One should not expect any kind of efficiency from an AQTS and the only "80+" energy rating is the writing on the box. What this means is that within a year (if it lasts that long) the AQTS will have ended up costing you more in wasted electricity than buying a proper PSU in the first place.
The most trivial of the "features" of the AQTS is the absolute dearth of connection cables issuing from it. Not only will there be a lack of those cables but the ones that are there will also be much too short.
The cheap price of the AQTS is also offset by its short lifespan. If it lasts for more than a year of normal use before it dies (and hopefully does nothing else) then the person who bought it can consider themselves lucky.
So what can you expect from a PSU that costs a bit more money? Safety features for one (for both the PSU and the attached hardware), they will also perform to their rated wattage and also have a priority for the "+12V" rail over the other two. Really high quality PSUs (like the Corsair AX860i) will happily run ABOVE their rated wattage. For instance the AX860i has been tested and showed no signs of wear running at almost 1,000 Watts: http://www.kitguru.net/components/po...60i-review/11/ If anything goes wrong with a real PSU then it will quietly shut down, that is it will go out with a whisper rather than a bang. You can also expect the PSU to last and do its job for years.
In conclusion next to pouring a bucket of water over your running computer the PSU has the potential to do the most damage to your system. If you have a neighbour downstairs who is considering building his own computer and you see him eyeing advertisements for an "Al-Q Taliban Special", offer to give him an extra $30 or so towards buying a decent PSU - it might just save your life.
The developers at AMD would be doing themselves, and their tech-support - never mind the most important people of all, the customer - a favour if they created a blacklist of PSU's which would basically void any kind of support.

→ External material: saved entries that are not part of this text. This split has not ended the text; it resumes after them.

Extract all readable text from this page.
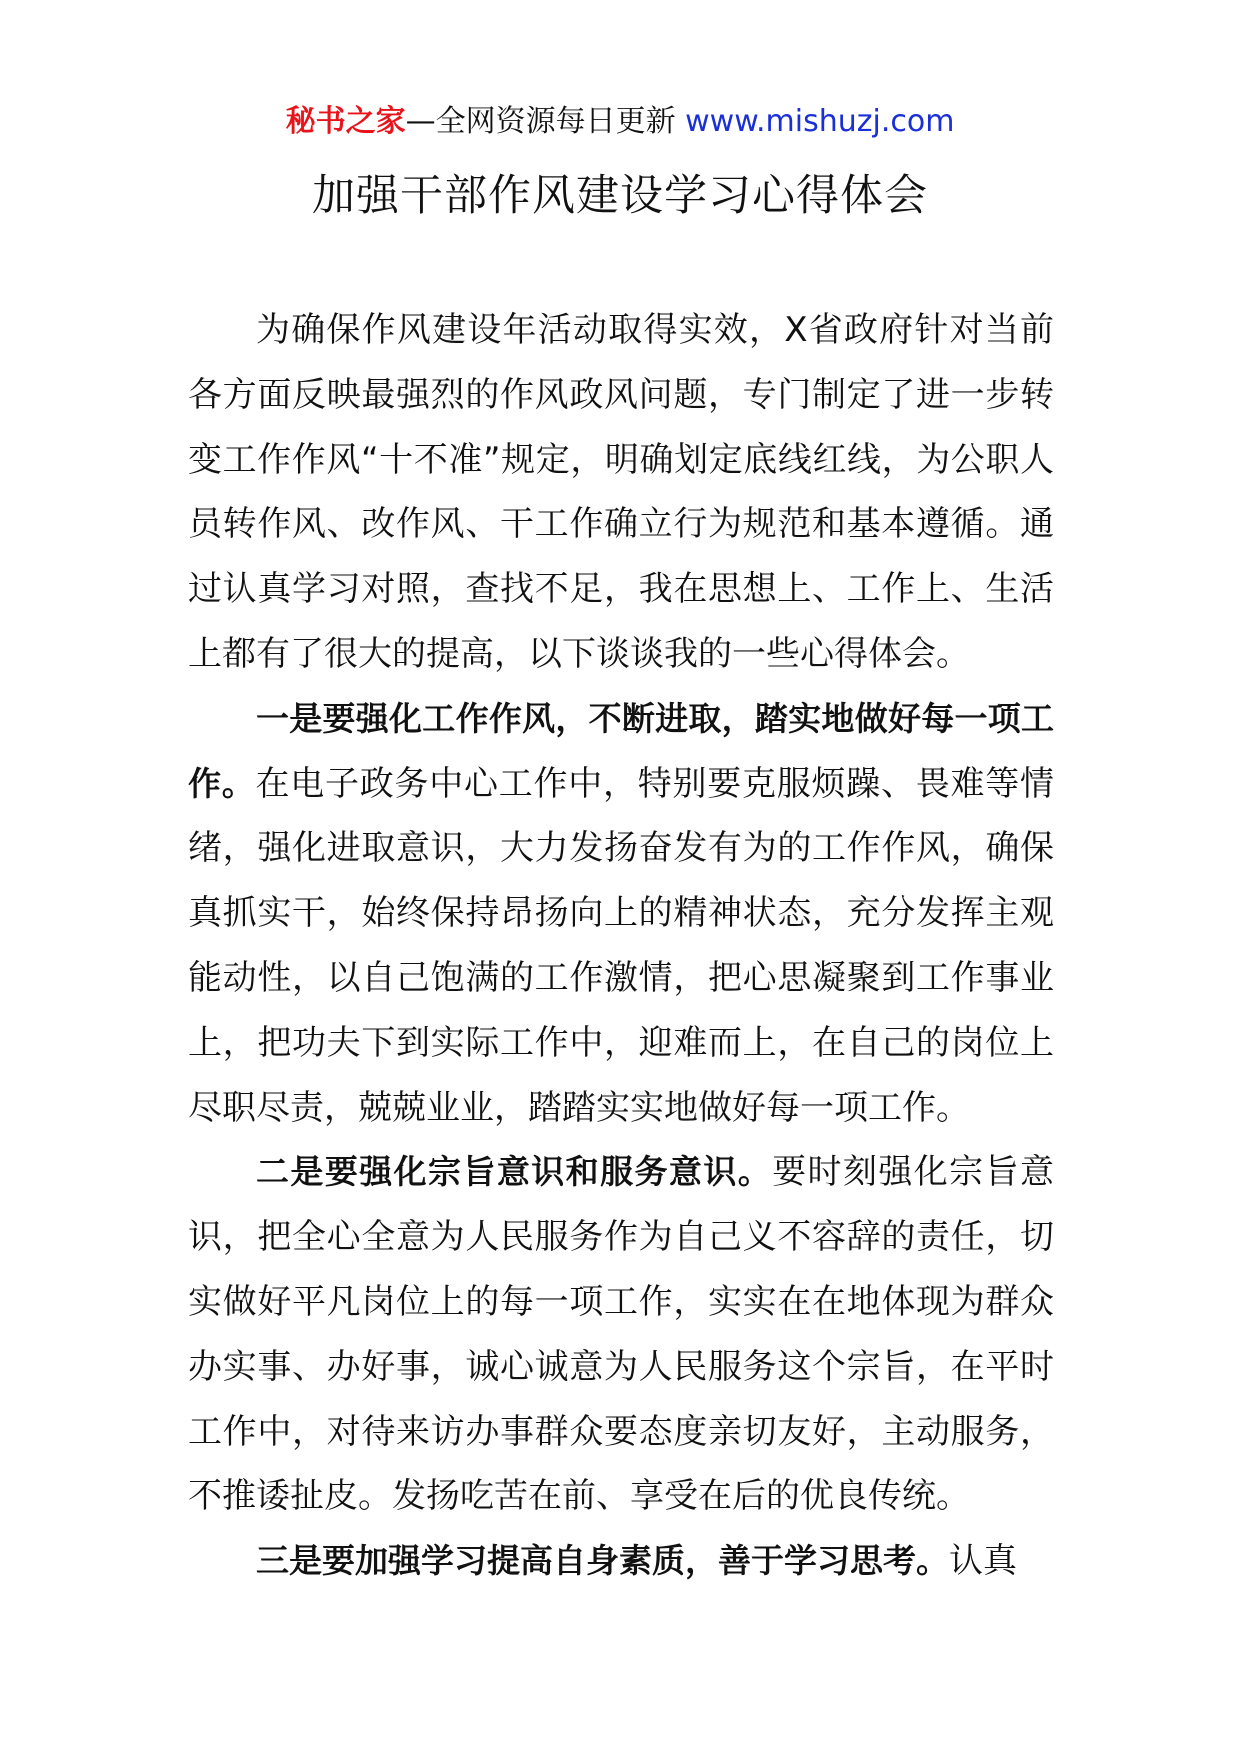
秘书之家—全网资源每日更新 www.mishuzj.com
加强干部作风建设学习心得体会

为确保作风建设年活动取得实效，X省政府针对当前各方面反映最强烈的作风政风问题，专门制定了进一步转变工作作风“十不准”规定，明确划定底线红线，为公职人员转作风、改作风、干工作确立行为规范和基本遵循。通过认真学习对照，查找不足，我在思想上、工作上、生活上都有了很大的提高，以下谈谈我的一些心得体会。

一是要强化工作作风，不断进取，踏实地做好每一项工作。在电子政务中心工作中，特别要克服烦躁、畏难等情绪，强化进取意识，大力发扬奋发有为的工作作风，确保真抓实干，始终保持昂扬向上的精神状态，充分发挥主观能动性，以自己饱满的工作激情，把心思凝聚到工作事业上，把功夫下到实际工作中，迎难而上，在自己的岗位上尽职尽责，兢兢业业，踏踏实实地做好每一项工作。

二是要强化宗旨意识和服务意识。要时刻强化宗旨意识，把全心全意为人民服务作为自己义不容辞的责任，切实做好平凡岗位上的每一项工作，实实在在地体现为群众办实事、办好事，诚心诚意为人民服务这个宗旨，在平时工作中，对待来访办事群众要态度亲切友好，主动服务，不推诿扯皮。发扬吃苦在前、享受在后的优良传统。

三是要加强学习提高自身素质，善于学习思考。认真
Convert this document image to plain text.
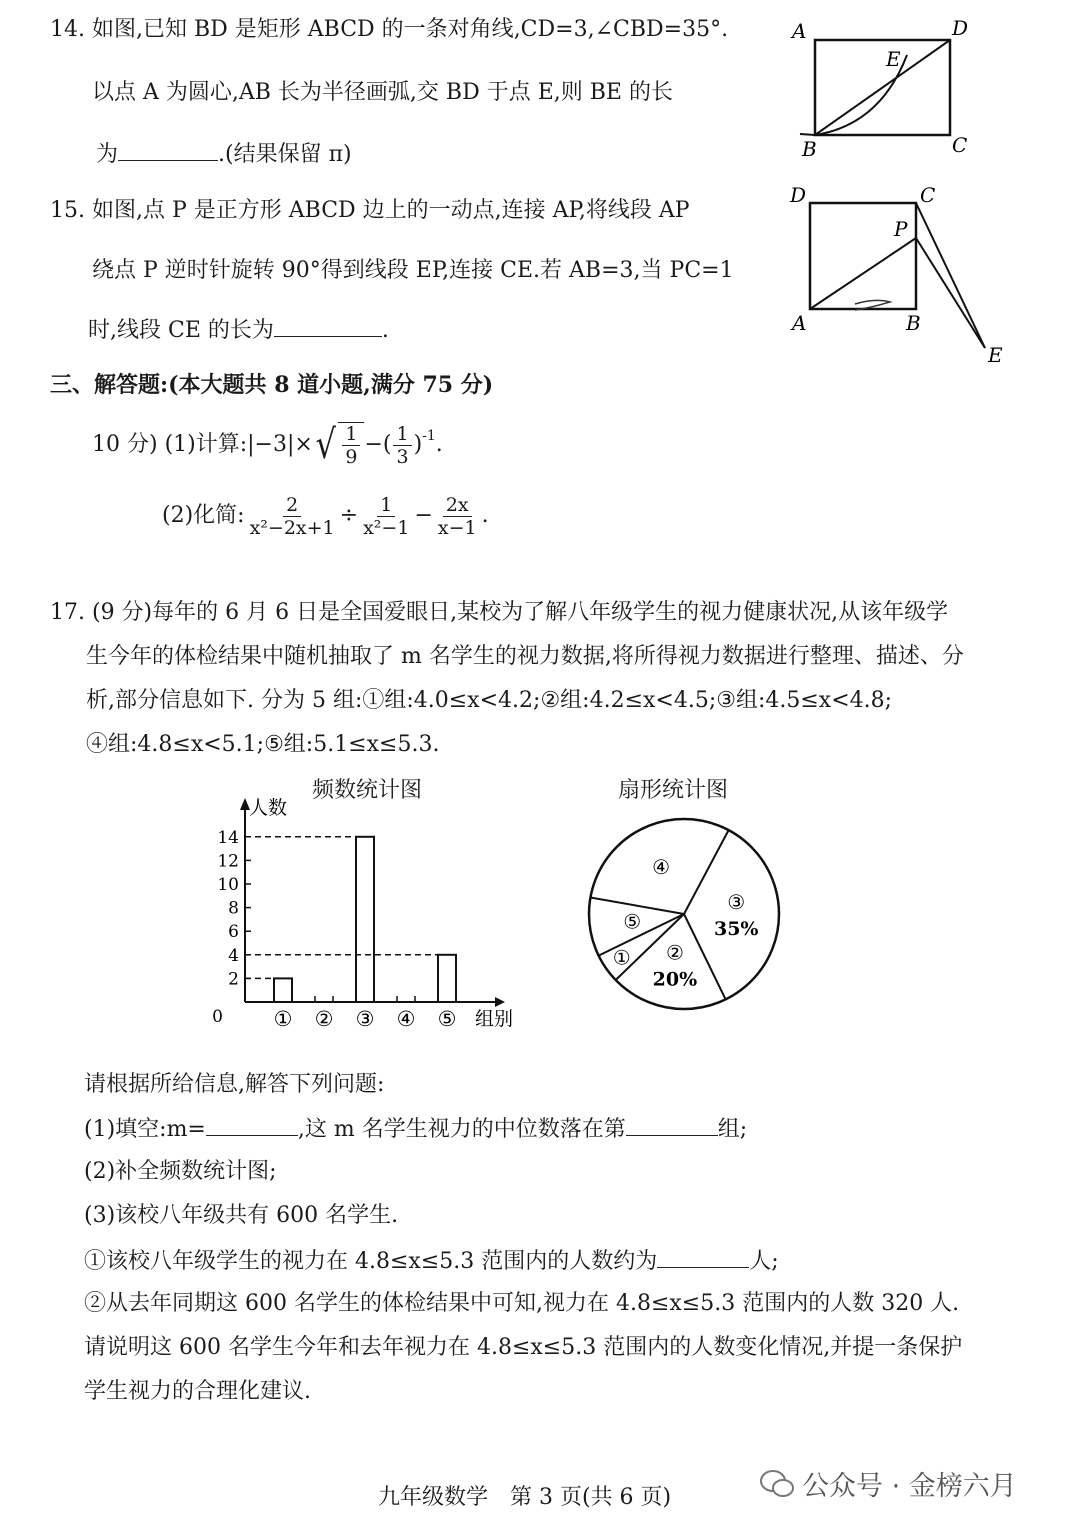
14. 如图,已知 BD 是矩形 ABCD 的一条对角线,CD=3,∠CBD=35°.
以点 A 为圆心,AB 长为半径画弧,交 BD 于点 E,则 BE 的长
为	.(结果保留 π)
A	D
E
B	C
15. 如图,点 P 是正方形 ABCD 边上的一动点,连接 AP,将线段 AP
绕点 P 逆时针旋转 90°得到线段 EP,连接 CE.若 AB=3,当 PC=1
时,线段 CE 的长为	.
D	C
P
A	B
E
三、解答题:(本大题共 8 道小题,满分 75 分)
10 分) (1)计算: |−3| × √ $\frac{1}{9}$ −( $\frac{1}{3}$ ) -1 .
(2)化简: $\frac{2}{\text{x²−2x+1}} \div \frac{1}{\text{x²−1}} - \frac{2x}{x-1}$ .
17. (9 分)每年的 6 月 6 日是全国爱眼日,某校为了解八年级学生的视力健康状况,从该年级学
生今年的体检结果中随机抽取了 m 名学生的视力数据,将所得视力数据进行整理、描述、分
析,部分信息如下. 分为 5 组:①组:4.0≤x<4.2;②组:4.2≤x<4.5;③组:4.5≤x<4.8;
④组:4.8≤x<5.1;⑤组:5.1≤x≤5.3.
频数统计图	扇形统计图
人数
组别
0
2
4
6
8
10
12
14
① ② ③ ④ ⑤
③
35%
②
20%
①
⑤
④
请根据所给信息,解答下列问题:
(1)填空:m=	,这 m 名学生视力的中位数落在第	组;
(2)补全频数统计图;
(3)该校八年级共有 600 名学生.
①该校八年级学生的视力在 4.8≤x≤5.3 范围内的人数约为	人;
②从去年同期这 600 名学生的体检结果中可知,视力在 4.8≤x≤5.3 范围内的人数 320 人.
请说明这 600 名学生今年和去年视力在 4.8≤x≤5.3 范围内的人数变化情况,并提一条保护
学生视力的合理化建议.
九年级数学　第 3 页(共 6 页)	公众号 · 金榜六月
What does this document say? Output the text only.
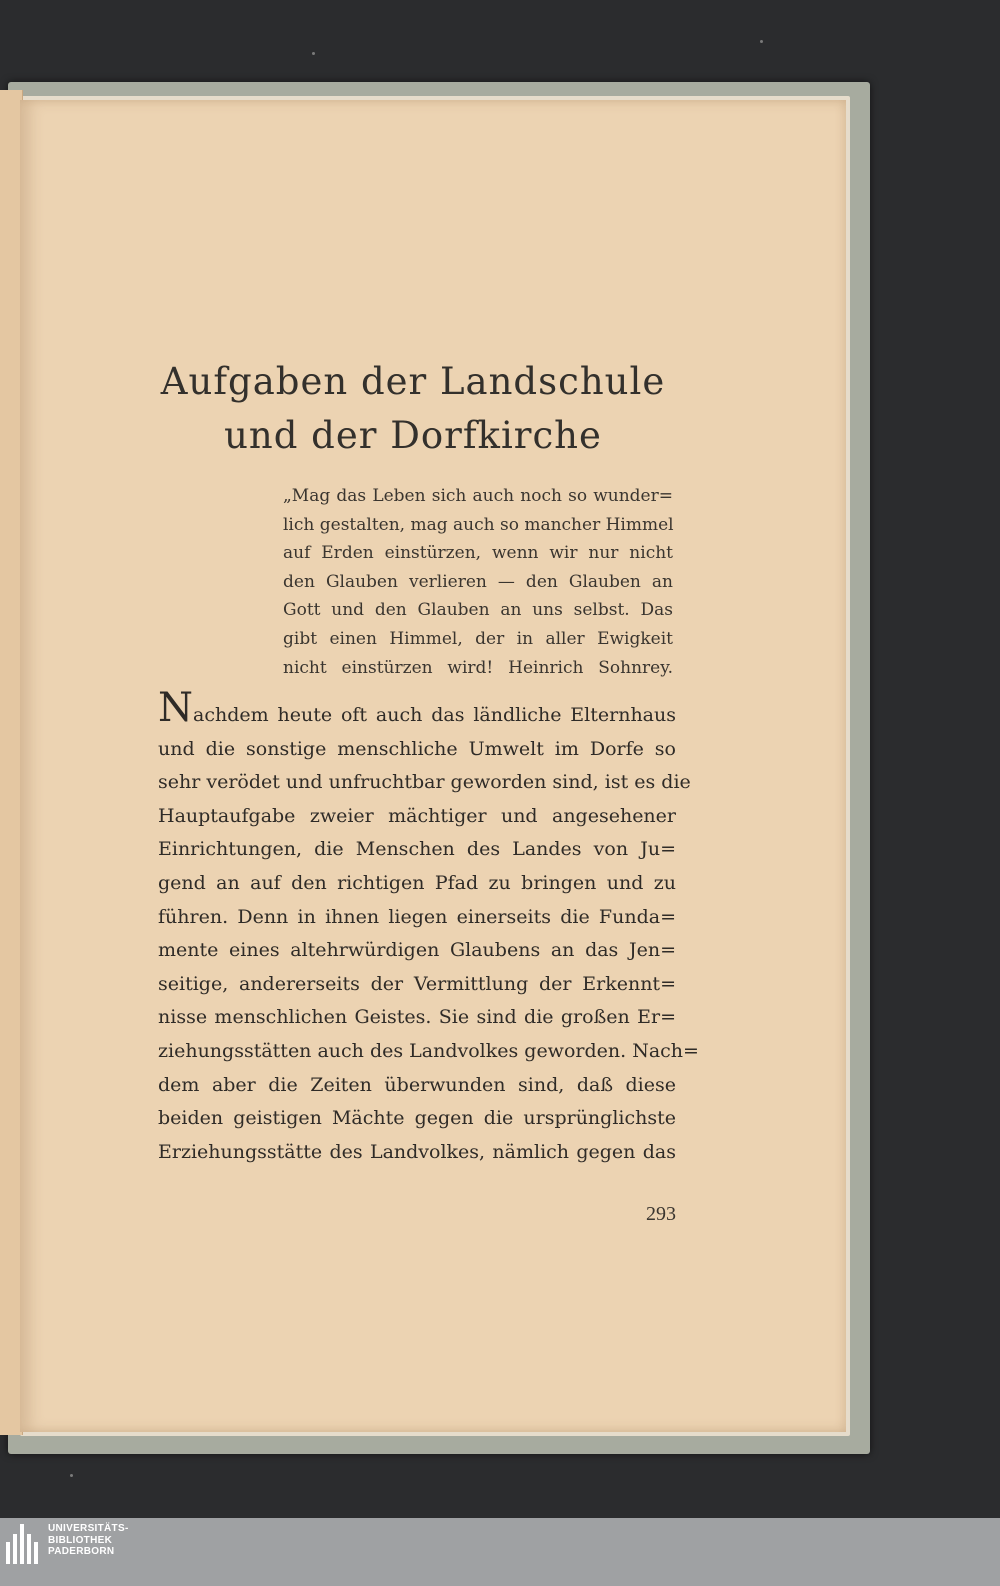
Aufgaben der Landschule
und der Dorfkirche
„Mag das Leben sich auch noch so wunder=
lich gestalten, mag auch so mancher Himmel
auf Erden einstürzen, wenn wir nur nicht
den Glauben verlieren — den Glauben an
Gott und den Glauben an uns selbst. Das
gibt einen Himmel, der in aller Ewigkeit
nicht einstürzen wird! Heinrich Sohnrey.
Nachdem heute oft auch das ländliche Elternhaus
und die sonstige menschliche Umwelt im Dorfe so
sehr verödet und unfruchtbar geworden sind, ist es die
Hauptaufgabe zweier mächtiger und angesehener
Einrichtungen, die Menschen des Landes von Ju=
gend an auf den richtigen Pfad zu bringen und zu
führen. Denn in ihnen liegen einerseits die Funda=
mente eines altehrwürdigen Glaubens an das Jen=
seitige, andererseits der Vermittlung der Erkennt=
nisse menschlichen Geistes. Sie sind die großen Er=
ziehungsstätten auch des Landvolkes geworden. Nach=
dem aber die Zeiten überwunden sind, daß diese
beiden geistigen Mächte gegen die ursprünglichste
Erziehungsstätte des Landvolkes, nämlich gegen das
293
UNIVERSITÄTS-
BIBLIOTHEK
PADERBORN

Excessive ripple (electrical "noise") from a PSU can and does result in hardware such as graphics cards or CPUs either failing or being destroyed. There is nothing the developers at AMD can do about this.
AMD should be forthright about this and come out publicly by stating which PSUs are, and above all which PSUs are not, commensurate to be used with their hardware. If this steps on the toes of "strategic partners" who toss a PSU into their systems as an afterthought then so be it. It has to be made clear to people that "compatible" just does not mean the same thing as, "It will work".
I have written to retailers asking them to take PSUs which I know to be substandard off their list - and some have done so.
As developers you should be pushing your company to take a stand against substandard PSU's being used in conjunction with your products.